Гребень становился все круче. Земля клочьями осыпалась у него под ногами. Это было похоже на катание на лыжах в одном из горных убежищ императора — ощущение свободного падения, когда равновесие чудесным образом восстанавливается снова и снова. Он подумал о своей матери. Ты познаешь мир за пределами меня, Олик, мир, который я никогда не увижу. Если в твоей жизни будет мир, возможно, ты станешь художником и нарисуешь славные мгновения этого королевства — я имею в виду его красоту, а не деяния.
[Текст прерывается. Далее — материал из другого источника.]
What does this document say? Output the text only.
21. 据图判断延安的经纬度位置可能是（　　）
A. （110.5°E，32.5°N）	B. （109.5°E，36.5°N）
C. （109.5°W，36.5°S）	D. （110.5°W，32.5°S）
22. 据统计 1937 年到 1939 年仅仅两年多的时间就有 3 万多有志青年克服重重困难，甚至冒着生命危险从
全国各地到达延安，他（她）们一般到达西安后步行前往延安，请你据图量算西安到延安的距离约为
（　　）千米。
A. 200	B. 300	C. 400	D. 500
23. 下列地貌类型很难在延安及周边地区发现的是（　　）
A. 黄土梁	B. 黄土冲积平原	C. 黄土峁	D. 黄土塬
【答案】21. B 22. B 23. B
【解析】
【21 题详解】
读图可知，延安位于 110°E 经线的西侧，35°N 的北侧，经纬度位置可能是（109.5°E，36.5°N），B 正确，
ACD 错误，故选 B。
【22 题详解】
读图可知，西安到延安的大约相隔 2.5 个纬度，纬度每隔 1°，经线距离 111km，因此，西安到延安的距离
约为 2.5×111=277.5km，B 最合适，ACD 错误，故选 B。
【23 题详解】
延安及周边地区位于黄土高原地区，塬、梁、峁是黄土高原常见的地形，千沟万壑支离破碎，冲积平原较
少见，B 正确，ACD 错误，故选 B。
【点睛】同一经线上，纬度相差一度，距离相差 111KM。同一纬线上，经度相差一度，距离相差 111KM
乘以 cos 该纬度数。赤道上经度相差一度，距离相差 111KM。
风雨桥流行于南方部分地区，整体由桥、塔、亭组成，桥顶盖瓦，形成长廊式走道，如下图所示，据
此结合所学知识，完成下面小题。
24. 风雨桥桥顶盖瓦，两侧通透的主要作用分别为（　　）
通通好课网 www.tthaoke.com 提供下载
Если начнется война, ты будешь сражаться.

— С ними всадники! — воскликнул Таликтрум. — Семь всадников! Олик, вы должны идти быстрее! На этом плато они вас поймают!

Я не из тех, кто любит драться, мама; я же говорил тебе, что не выношу крови.

— Принц Олик! — Таликтрум кричал ему прямо в ухо.

Я знаю, дорогой. Вот почему ты будешь иметь значение, когда мир оглянется назад. Другие будут кровожадны; ты будешь бороться, чтобы привести нас в чувство.

Если бы к его рукам были пришиты крылья, он бы сейчас расправил их и взлетел, как сокол, с этой израненной земли. Но вместо этого наступила тишина и изменилось освещение. Нухзат начался.